Home is an Anti-virus

by H. E. Casson
(CW: Homelessness, poverty, illness, neglect)

I am writing this in my home. I am writing it indoors, with heat and clean water, wearing washed clothes, my skin not itching, my partner’s voice rising and falling in the next room. I am safely housed.

This is true now, but for some of my life, it wasn’t. I’ve lived in an unsafe home, a group home, a shelter. I’ve crashed on couches. I’ve slept rough, slept in my school, slept in spaces not meant for humans. I was me, the same me I am now, but alone and hungry, frantic and deadened all at once. I knew I was disposable.

Over 20 years ago, I met a person who was precious and amazing. He was disposable too. I knew him for weeks, not months or years, but I think about him all the time. He was clever and challenging, generous and creative. He caught TB in a shelter. Because of the nature of crisis-friendships, I don’t know how he is now, or if he is now, but I knew him long enough to see him fall apart. I knew him long enough to learn that illness will always come for humans in shelters, in care facilities, in prisons, in mental health wards. As long as it stays in those boxes, we don’t hear much about it.
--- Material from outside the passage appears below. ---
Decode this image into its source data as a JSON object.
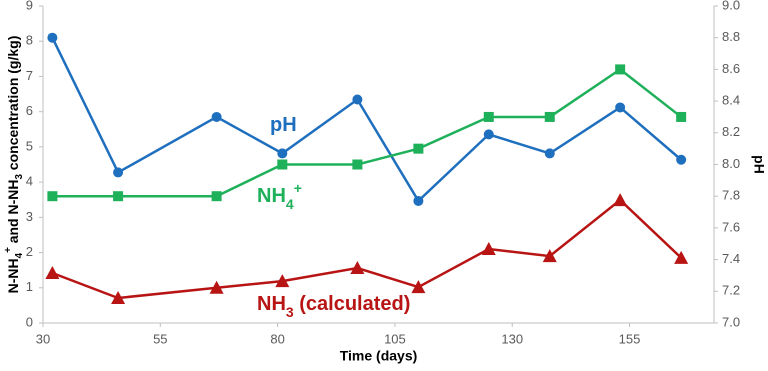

And what can I do? I tell stories from my own limited perspective, from this warm place that coats the memories in gauze, making them less sharp. I am here in my home, safe, at least six feet from the world.

What is home, in a time like this? Home is an anti-virus. It keeps us safe. Home is personal protective equipment, covering our most vulnerable parts. Home is an avatar of community care. Home is, and should be, a right.

The Pandemic Chapbooks to Support Charitable Giving initiative by 845 Press and Collusion Books includes a poem I wrote called For Chandrahas, Who is Likely Dead. It is about my friend, about illness, and about home. If you donate to a charity — any charity — you can get a copy of the chapbook for free.

There’s a charity in Toronto called Sanctuary that is taking care of people, members of our community, at great risk and in the most challenging time possible. They are doing this in the face of immeasurable hardship and loss. I hope you will consider donating to them, and to the folks they serve.

I wish there was a way to pull all this together, to end it in a way that is satisfying, but much like the situation, there’s no easy conclusion. There is no bow to tie, just a hundred, hundred loose threads that require a communal will and concerted effort to begin to gather.

In all this, I wish us safety. I wish us a thing called home.